Though I feared what might await me at the front door, I knew if I didn’t answer it, my mother would. So I darted from my hiding place outside the living room and out to the front hall. When I opened the door, I almost gasped at the sight of Brad Culver, dressed in sharply creased black slacks, a herringbone sport coat, and a pressed white shirt and reeking of scotch.

“Hello, there, young Richard,” Culver said.

I had never been capable of greeting the man without a shudder. He would always be at the edge of every nightmare I would ever have.

“Hello, sir,” I said.

His eyes swam up and down, as if he’d forgotten what he’d come for.

“Would you mind if I came in?” he asked.

I was afraid to answer. It felt like inviting a vampire into the house.

“Is Mrs. Culver around?” he asked.

“Yes, sir,” I said.

Culver stepped past me into the entrance hall. No magic prevented him from entering without invitation.

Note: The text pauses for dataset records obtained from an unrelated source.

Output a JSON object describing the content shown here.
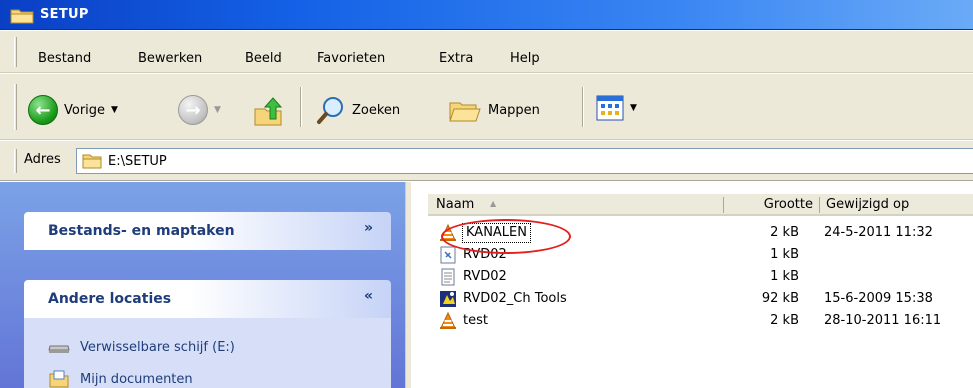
{
  "window": {
    "title": "SETUP"
  },
  "menu": [
    "Bestand",
    "Bewerken",
    "Beeld",
    "Favorieten",
    "Extra",
    "Help"
  ],
  "toolbar": {
    "back": "Vorige",
    "search": "Zoeken",
    "folders": "Mappen"
  },
  "address": {
    "label": "Adres",
    "value": "E:\\SETUP"
  },
  "left_pane": {
    "panels": [
      {
        "title": "Bestands- en maptaken",
        "chevron": "»"
      },
      {
        "title": "Andere locaties",
        "chevron": "«"
      }
    ],
    "locations": [
      "Verwisselbare schijf (E:)",
      "Mijn documenten"
    ]
  },
  "columns": {
    "name": "Naam",
    "size": "Grootte",
    "modified": "Gewijzigd op"
  },
  "files": [
    {
      "name": "KANALEN",
      "size": "2 kB",
      "modified": "24-5-2011 11:32",
      "icon": "vlc-icon"
    },
    {
      "name": "RVD02",
      "size": "1 kB",
      "modified": "",
      "icon": "ini-file-icon"
    },
    {
      "name": "RVD02",
      "size": "1 kB",
      "modified": "",
      "icon": "text-file-icon"
    },
    {
      "name": "RVD02_Ch Tools",
      "size": "92 kB",
      "modified": "15-6-2009 15:38",
      "icon": "app-icon"
    },
    {
      "name": "test",
      "size": "2 kB",
      "modified": "28-10-2011 16:11",
      "icon": "vlc-icon"
    }
  ],
  "colors": {
    "title_gradient_start": "#0a3fc4",
    "left_pane": "#7ba2e7",
    "highlight": "#e41f1f"
  }
}
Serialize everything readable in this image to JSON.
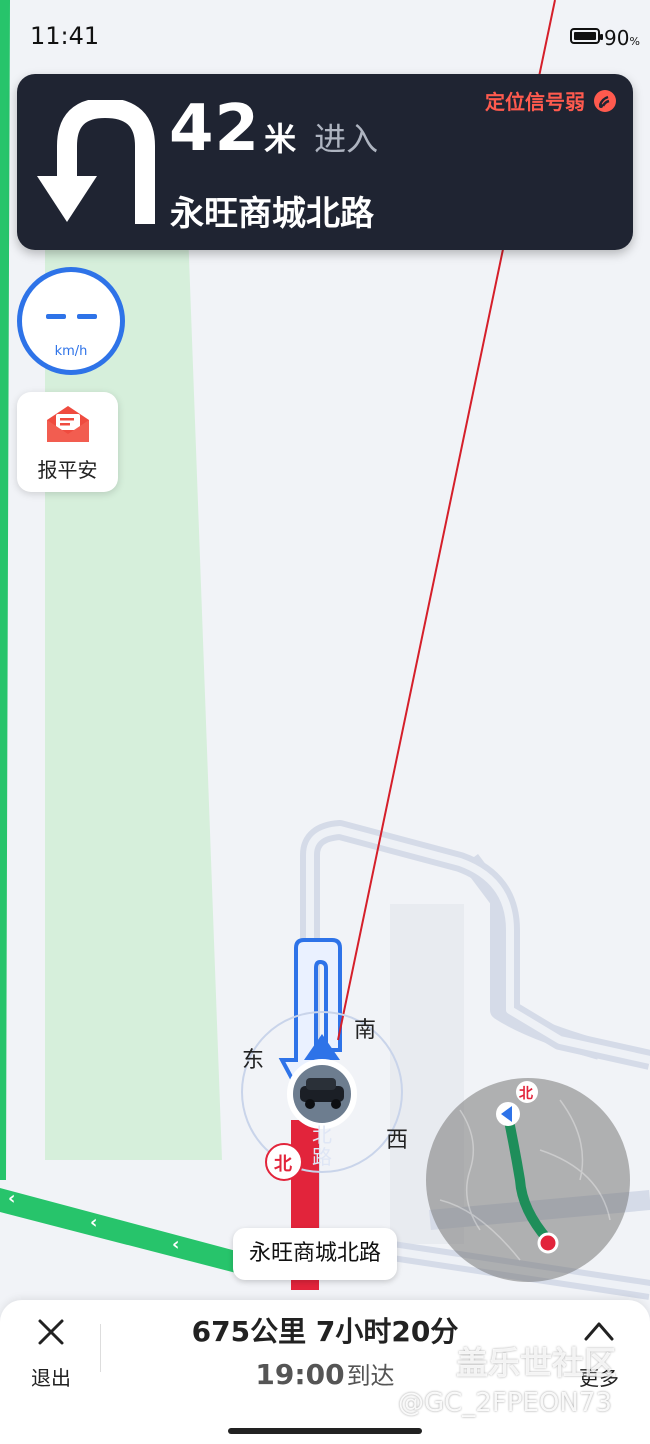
{
  "status_bar": {
    "time": "11:41",
    "battery_level": "90",
    "battery_unit": "%"
  },
  "guidance": {
    "distance_value": "42",
    "distance_unit": "米",
    "action": "进入",
    "road_name": "永旺商城北路",
    "turn_icon": "u-turn-icon",
    "signal_warning": "定位信号弱",
    "signal_icon": "weak-gps-signal-icon"
  },
  "speed": {
    "value": "– –",
    "unit": "km/h"
  },
  "safety_report": {
    "label": "报平安",
    "icon": "envelope-icon"
  },
  "map": {
    "current_road_label": "永旺商城北路",
    "compass": {
      "east": "东",
      "south": "南",
      "west": "西",
      "north": "北"
    },
    "road_vertical_text": "北路",
    "route_color": "#e2243b",
    "highway_color": "#27c46b",
    "accent_color": "#2e73e8"
  },
  "overview": {
    "north_label": "北",
    "route_color": "#1e8e5a"
  },
  "trip": {
    "summary": "675公里 7小时20分",
    "arrival_time": "19:00",
    "arrival_label": "到达"
  },
  "actions": {
    "exit_label": "退出",
    "more_label": "更多"
  },
  "watermark": {
    "site": "盖乐世社区",
    "handle": "@GC_2FPEON73"
  }
}
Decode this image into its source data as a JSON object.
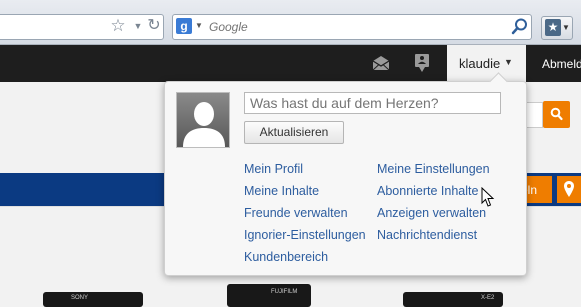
{
  "browser": {
    "search_placeholder": "Google",
    "engine_icon_letter": "g"
  },
  "nav": {
    "username": "klaudie",
    "register_link": "Abmelden"
  },
  "popup": {
    "status_placeholder": "Was hast du auf dem Herzen?",
    "update_button": "Aktualisieren",
    "left_links": [
      "Mein Profil",
      "Meine Inhalte",
      "Freunde verwalten",
      "Ignorier-Einstellungen",
      "Kundenbereich"
    ],
    "right_links": [
      "Meine Einstellungen",
      "Abonnierte Inhalte",
      "Anzeigen verwalten",
      "Nachrichtendienst"
    ]
  },
  "page": {
    "banner_orange_label": "eln",
    "camera_labels": [
      "SONY",
      "FUJIFILM",
      "X-E2"
    ]
  },
  "colors": {
    "accent_orange": "#ef7d00",
    "banner_blue": "#0b3a82",
    "link_blue": "#2d5d9f",
    "nav_dark": "#1e1e1e"
  }
}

“So,” he said. “Where’s Mrs. Culver, son?”

“In there,” I said, pointing in the direction of the living room. He started toward the door.

“They’re praying,” I said.

“I’m sure the Good Lord will pardon the interruption,” Culver replied.

When we entered the room, we found the women in a circle of clasped hands around the glass-top coffee table. Miss Anita, it seemed, was receiving the “gift of tongues.” The sounds were soft and labial—almost musical. Miss Anita swayed back and forth in her position on the couch, her lips parted in a thin smile, her head tilted back. The other women held on to each other, heads bowed, brows furrowed in deep concentration.

I had seen Miss Anita receive the gift before and so was not alarmed; in fact, I had never been particularly stirred by these scenes, having been instructed years before by Paul that Miss Anita was a “kook” who put on a “carny fortune-teller’s act” to satisfy what he called her “guru complex.” Brad Culver, on the other hand, was clearly unprepared for what he was walking in on, and was a little too loosened by the scotch to contain himself.